MANILA: The office of the Ombudsman has dismissed graft and corruption and other criminal charges against customs officials over the seizure of used clothing, saying the questioned confiscation fell within the mandate of the charged officers.
The anti-graft body, in a nine-page joint resolution, junked the criminal complaints against Deputy Commissioner for Intelligence Jessie D. Dellosa and six other officials for graft and corruption, grave coercion, robbery, grave abuse of authority, grave misconduct, and oppression and conduct prejudicial to the best interest of the service.
A certain Jersafe Salatandre accused the customs officials of going beyond their mandate in an inspection in Navotas City in February last year, when they forcibly opened and padlocked a warehouse without consent and the requisite letter of authority.
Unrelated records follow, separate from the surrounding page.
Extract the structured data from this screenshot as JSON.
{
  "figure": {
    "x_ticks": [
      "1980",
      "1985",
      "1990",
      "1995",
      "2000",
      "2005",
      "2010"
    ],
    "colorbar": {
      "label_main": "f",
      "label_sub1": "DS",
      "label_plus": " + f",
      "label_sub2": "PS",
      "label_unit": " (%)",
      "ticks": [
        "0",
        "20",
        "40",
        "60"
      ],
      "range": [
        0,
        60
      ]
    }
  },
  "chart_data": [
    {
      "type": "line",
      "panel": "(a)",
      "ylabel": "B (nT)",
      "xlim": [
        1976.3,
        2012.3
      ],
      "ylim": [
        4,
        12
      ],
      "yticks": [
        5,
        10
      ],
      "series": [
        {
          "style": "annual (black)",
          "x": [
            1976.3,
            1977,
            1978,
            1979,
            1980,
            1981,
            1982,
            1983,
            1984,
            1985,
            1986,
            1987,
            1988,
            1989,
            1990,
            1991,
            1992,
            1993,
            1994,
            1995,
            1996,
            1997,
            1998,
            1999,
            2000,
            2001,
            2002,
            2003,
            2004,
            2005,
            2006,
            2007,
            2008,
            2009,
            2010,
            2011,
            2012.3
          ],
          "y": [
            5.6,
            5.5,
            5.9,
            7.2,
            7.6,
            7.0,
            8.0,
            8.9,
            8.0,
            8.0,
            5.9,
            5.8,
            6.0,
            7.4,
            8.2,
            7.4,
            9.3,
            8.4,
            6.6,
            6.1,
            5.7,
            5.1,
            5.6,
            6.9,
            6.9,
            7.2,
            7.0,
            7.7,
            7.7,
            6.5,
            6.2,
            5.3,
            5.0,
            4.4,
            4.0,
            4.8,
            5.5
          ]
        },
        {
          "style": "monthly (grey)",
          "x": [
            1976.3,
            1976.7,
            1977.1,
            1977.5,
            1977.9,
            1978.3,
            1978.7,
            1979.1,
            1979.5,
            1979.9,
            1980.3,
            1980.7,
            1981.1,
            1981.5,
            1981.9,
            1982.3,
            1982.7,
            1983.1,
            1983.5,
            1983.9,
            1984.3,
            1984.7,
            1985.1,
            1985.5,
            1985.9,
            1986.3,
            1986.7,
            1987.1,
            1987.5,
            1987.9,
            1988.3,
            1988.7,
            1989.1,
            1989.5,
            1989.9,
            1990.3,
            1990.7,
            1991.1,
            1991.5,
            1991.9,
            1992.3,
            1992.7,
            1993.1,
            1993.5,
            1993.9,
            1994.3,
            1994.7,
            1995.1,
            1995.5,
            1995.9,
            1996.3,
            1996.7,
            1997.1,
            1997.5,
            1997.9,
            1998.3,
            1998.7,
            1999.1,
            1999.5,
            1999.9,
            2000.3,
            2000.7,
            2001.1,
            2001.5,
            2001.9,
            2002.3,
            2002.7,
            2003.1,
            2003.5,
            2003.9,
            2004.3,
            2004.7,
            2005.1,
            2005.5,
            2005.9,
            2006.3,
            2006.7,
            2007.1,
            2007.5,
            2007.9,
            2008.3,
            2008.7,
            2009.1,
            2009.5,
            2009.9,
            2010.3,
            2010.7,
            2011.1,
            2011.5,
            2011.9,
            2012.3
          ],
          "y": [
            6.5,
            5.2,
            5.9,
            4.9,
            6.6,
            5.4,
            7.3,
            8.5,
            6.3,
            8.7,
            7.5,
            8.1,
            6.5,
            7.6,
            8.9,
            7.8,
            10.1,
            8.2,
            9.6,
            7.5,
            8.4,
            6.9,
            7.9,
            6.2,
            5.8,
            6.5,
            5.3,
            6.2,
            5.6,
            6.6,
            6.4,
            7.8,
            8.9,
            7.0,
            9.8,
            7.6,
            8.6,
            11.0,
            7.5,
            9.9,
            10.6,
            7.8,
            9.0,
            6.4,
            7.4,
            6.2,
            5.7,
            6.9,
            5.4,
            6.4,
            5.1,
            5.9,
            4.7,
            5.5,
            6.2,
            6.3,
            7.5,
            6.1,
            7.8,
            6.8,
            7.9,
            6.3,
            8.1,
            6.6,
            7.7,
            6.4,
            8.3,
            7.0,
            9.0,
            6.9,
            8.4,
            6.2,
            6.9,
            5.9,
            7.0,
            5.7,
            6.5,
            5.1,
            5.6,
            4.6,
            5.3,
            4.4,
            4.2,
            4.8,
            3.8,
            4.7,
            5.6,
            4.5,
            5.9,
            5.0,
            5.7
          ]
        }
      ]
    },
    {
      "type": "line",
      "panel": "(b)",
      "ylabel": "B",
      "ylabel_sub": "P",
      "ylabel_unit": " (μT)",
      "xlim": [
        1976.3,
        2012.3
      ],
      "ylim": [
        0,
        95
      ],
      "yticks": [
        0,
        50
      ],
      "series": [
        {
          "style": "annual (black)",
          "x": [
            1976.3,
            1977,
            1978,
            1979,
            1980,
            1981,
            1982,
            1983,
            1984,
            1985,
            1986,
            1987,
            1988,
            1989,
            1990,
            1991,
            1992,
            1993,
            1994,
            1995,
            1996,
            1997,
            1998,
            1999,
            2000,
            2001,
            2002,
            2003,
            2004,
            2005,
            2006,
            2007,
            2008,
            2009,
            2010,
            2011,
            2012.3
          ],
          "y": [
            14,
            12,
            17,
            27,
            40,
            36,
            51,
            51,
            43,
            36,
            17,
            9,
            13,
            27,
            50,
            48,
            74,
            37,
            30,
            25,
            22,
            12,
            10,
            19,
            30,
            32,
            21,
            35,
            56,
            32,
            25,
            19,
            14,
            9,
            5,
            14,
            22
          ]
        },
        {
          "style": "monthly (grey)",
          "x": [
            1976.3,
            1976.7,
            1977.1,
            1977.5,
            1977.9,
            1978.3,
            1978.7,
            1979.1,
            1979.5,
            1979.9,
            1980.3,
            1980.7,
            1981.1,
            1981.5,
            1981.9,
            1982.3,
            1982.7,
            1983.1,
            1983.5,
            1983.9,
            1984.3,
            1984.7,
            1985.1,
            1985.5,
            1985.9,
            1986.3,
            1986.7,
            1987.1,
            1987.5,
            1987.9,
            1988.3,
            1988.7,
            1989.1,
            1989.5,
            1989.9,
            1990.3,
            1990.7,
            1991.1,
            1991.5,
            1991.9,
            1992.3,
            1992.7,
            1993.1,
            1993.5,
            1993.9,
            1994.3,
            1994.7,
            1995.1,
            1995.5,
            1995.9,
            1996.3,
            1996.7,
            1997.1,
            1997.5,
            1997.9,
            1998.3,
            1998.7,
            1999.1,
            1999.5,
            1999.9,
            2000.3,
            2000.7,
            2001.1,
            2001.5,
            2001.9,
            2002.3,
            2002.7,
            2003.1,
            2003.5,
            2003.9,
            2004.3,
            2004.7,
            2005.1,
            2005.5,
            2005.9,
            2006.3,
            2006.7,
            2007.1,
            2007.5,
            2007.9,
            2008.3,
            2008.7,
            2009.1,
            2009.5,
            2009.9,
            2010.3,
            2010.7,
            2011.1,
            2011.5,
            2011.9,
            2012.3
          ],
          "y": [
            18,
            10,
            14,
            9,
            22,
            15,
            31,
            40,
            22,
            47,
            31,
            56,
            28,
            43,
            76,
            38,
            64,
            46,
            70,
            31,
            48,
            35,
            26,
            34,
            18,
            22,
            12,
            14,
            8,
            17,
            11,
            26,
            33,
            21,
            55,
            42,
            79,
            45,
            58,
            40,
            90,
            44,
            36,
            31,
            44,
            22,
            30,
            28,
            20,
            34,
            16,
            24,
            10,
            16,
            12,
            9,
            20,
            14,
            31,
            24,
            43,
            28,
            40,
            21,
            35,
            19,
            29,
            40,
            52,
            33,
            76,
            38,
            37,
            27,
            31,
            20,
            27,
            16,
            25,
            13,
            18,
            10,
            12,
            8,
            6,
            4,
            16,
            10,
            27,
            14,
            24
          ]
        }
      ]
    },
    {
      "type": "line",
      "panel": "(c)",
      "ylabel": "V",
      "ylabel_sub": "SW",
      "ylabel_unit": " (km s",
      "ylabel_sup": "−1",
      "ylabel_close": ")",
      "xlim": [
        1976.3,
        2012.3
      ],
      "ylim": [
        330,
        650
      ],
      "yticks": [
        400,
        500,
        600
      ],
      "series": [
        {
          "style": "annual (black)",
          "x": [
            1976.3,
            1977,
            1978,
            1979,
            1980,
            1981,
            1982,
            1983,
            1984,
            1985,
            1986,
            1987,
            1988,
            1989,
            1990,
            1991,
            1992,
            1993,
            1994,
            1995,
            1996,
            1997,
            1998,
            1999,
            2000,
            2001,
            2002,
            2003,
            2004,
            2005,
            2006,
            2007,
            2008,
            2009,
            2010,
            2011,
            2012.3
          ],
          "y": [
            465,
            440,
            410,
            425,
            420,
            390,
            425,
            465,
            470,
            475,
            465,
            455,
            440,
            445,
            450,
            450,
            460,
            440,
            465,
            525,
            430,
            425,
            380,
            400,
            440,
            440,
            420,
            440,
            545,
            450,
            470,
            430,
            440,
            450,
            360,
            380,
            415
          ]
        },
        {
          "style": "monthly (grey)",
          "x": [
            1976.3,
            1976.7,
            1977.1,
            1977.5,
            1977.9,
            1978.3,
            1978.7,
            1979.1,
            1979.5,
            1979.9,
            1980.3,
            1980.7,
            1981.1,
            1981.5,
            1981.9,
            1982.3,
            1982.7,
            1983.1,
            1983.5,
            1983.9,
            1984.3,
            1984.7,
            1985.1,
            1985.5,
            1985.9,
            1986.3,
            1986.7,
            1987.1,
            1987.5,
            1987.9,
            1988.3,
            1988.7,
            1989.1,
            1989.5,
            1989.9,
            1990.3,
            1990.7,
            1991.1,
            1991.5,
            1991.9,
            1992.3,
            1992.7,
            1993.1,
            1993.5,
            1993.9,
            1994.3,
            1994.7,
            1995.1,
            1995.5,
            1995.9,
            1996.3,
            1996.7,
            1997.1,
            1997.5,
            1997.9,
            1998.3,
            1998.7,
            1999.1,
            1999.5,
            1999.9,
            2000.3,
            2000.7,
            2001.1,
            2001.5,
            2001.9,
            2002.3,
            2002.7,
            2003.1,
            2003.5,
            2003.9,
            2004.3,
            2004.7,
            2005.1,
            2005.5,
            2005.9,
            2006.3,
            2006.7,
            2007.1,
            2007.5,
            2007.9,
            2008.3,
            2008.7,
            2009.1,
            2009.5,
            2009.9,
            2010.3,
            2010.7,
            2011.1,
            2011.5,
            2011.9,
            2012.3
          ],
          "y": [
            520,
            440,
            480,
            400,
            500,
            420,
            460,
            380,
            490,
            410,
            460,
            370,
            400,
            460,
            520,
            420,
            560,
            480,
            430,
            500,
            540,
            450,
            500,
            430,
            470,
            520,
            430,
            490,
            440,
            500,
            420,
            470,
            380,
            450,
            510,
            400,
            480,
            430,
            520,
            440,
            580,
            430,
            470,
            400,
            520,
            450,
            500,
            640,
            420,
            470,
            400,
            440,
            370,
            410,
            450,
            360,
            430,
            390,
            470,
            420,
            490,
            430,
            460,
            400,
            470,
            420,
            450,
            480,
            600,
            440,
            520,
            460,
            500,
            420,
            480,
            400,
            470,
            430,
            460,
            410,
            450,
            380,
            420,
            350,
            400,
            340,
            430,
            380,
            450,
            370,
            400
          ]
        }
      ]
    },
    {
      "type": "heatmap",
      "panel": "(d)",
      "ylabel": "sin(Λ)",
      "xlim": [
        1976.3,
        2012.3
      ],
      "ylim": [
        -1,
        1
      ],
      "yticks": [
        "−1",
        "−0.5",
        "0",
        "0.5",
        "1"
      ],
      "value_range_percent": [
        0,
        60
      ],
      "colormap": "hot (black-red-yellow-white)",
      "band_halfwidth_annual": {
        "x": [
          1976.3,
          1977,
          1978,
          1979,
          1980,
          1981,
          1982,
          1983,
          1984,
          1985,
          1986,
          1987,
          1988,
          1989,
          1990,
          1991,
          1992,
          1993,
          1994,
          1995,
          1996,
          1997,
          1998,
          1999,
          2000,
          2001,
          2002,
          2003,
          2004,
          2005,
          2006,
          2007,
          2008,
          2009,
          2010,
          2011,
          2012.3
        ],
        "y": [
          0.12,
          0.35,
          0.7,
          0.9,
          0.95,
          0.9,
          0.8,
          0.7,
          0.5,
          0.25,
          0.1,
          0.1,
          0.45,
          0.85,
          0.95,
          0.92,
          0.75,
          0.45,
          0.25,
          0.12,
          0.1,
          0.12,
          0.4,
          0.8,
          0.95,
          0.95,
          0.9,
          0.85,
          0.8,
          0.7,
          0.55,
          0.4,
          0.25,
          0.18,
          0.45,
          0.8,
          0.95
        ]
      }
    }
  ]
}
The customs officials then returned days later with the letter of authority from then Customs Commissioner John Phillip P. Sevilla.
In their defense, the customs officials said the seizure was done in the performance of their regular duty, an argument which the Ombudsman upheld.
“Undoubtedly, both operations were done in the regular performance of respondents’ official functions,” the Ombudsman said in its resolution.
“Significantly, all the bales of used clothing seized were properly turned over to the custody of the auction and cargo disposal division,” it added.
The Ombudsman also noted the same complaint is now pending before the Office of the Commissioner.
“Consistent with the doctrine of concurrent jurisdiction, which simply means equal jurisdiction to deal with the same subject matter, the settled rule is that the body or agency that first takes cognizance of the complaint shall exercise jurisdiction until its conclusion to the exclusion of the others,” the resolution noted.